All the project work done during coursework of Natural Language Processing during Masters at USC

Naive Bayes Classifier

A Naive Bayes classifier to identify hotel reviews as either truthful or deceptive, and either positive or negative with no external python libraries used.
Run nbclassify3.py and give input data as command line argument. It will create nbmodel file with words as features and corresponding numbers giving probabilities.
Run nbclassify giving nbmodel and test data as input.
Got 90% accuracy on the data given.

A Perceptron classifier(both vanilla model and average model) to identify hotel reviews as either truthful or deceptive, and either positive or negative with no external python libraries used.
Run perceplearn3.py and give input data as command line argument.

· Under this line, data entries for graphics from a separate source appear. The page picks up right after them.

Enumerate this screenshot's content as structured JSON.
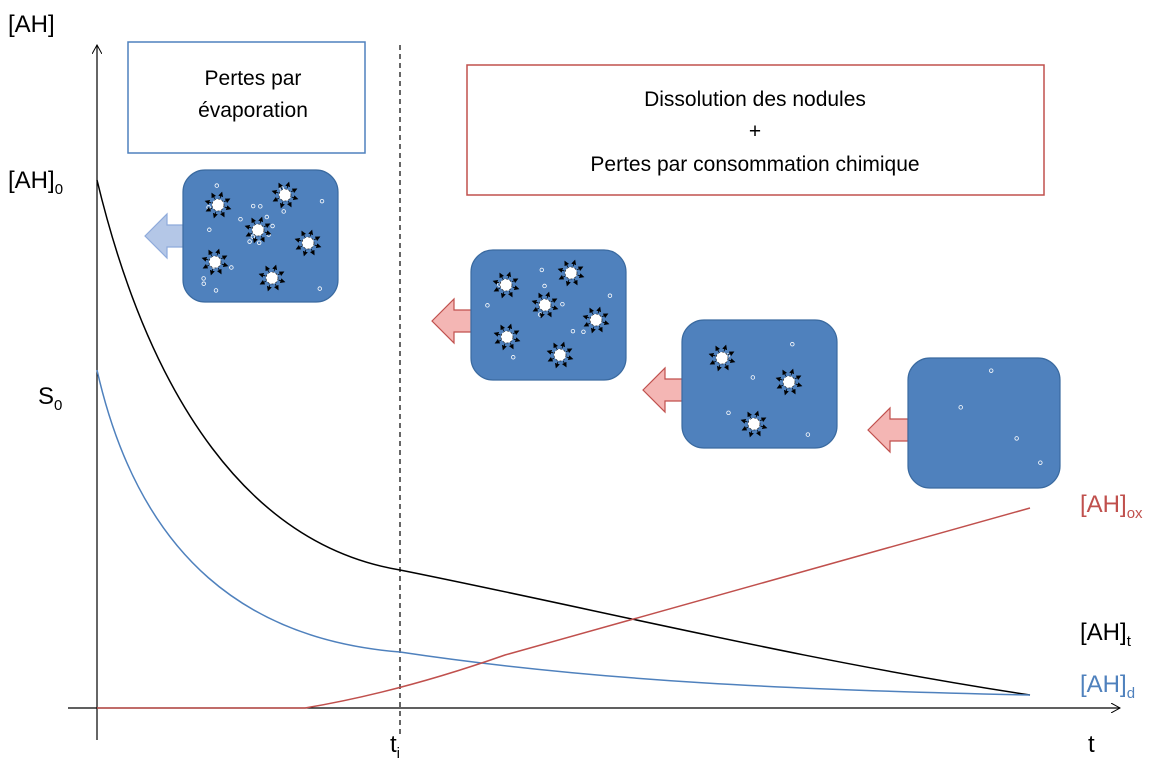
{
  "axes": {
    "y_label": "[AH]",
    "x_label": "t"
  },
  "markers": [
    {
      "label": "[AH]",
      "sub": "0"
    },
    {
      "label": "S",
      "sub": "0"
    },
    {
      "label": "t",
      "sub": "i"
    }
  ],
  "curves": [
    {
      "label": "[AH]",
      "sub": "ox"
    },
    {
      "label": "[AH]",
      "sub": "t"
    },
    {
      "label": "[AH]",
      "sub": "d"
    }
  ],
  "boxes": [
    {
      "lines": [
        "Pertes par",
        "évaporation"
      ]
    },
    {
      "lines": [
        "Dissolution des nodules",
        "+",
        "Pertes par consommation chimique"
      ]
    }
  ]
}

It will create vanilla model file and average model file with words as features.
Run percepclassify3.py giving vanilla/average model file path as first argument and test data path as second argument.

A Hidden Markov Model part-of-speech tagger for Italian, Japanese, and a surprise language. The training data are provided tokenized and tagged.
Run hmmlearn3.py with giving input data as command line argument. It will create hmmmodel.txt with values of transition as well as emission states
Run hmmdecode3.py which takes path of model file as input and using viterbi decoding gets the most suitable tagger and produces the output.txt which contains tagged test data.
It has given the accuracy of 93% for japaneese, 91% for italian and 92% for surprise language.